# Mail Drops in Barcelona?



## FogCityNative (Dec 23, 2009)

Anyone know if there are companies in Barcelona that rent private post office boxes. 

Here in US, we have companies like Mail Boxes Etc. and Postal Annex that will rent a private box with a local street address. 

For example:

Mr. My Name
123 Main Street PMB 3456
Anytown, ST 12345

Not connected with the US Postal Service or local postal service PO boxes, these are private companies, although the user must register with the US Postal Service.

The Mail Drops collect inbound mail, sign for packages, then either hold it all for pickup or forward it to another destination (for a fee of course).

Any ideas if such services exist in Barcelona?


----------



## xabiaxica (Jun 23, 2009)

FogCityNative said:


> Anyone know if there are companies in Barcelona that rent private post office boxes.
> 
> Here in US, we have companies like Mail Boxes Etc. and Postal Annex that will rent a private box with a local street address.
> 
> ...



We have a Mail Boxes Etc. in our town, so I'd be surprised if there aren't any in Barcelona.

You can rent a mail box at the correos (post office).
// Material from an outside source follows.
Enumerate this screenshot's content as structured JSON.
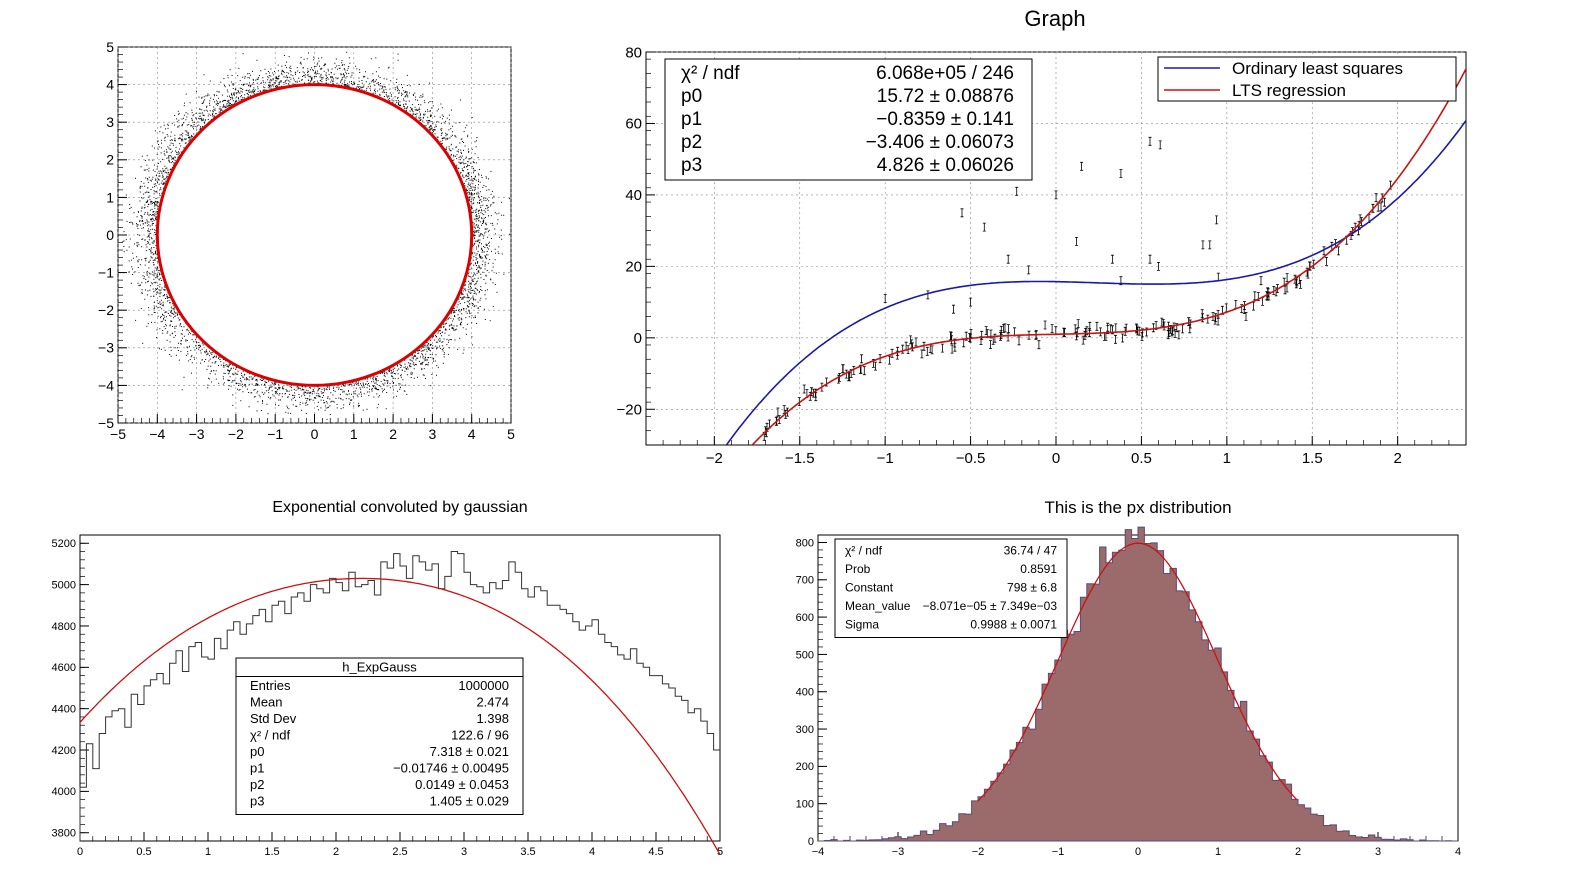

There was a thread about that recently.


----------



## jojo (Sep 20, 2007)

FogCityNative said:


> Anyone know if there are companies in Barcelona that rent private post office boxes.
> 
> Here in US, we have companies like Mail Boxes Etc. and Postal Annex that will rent a private box with a local street address.
> 
> ...



Barcelona is not only one of the most expensive in Europe (apparently?) but its also one of the most modern. So I doubt you'll have any problems


Jo xxx


----------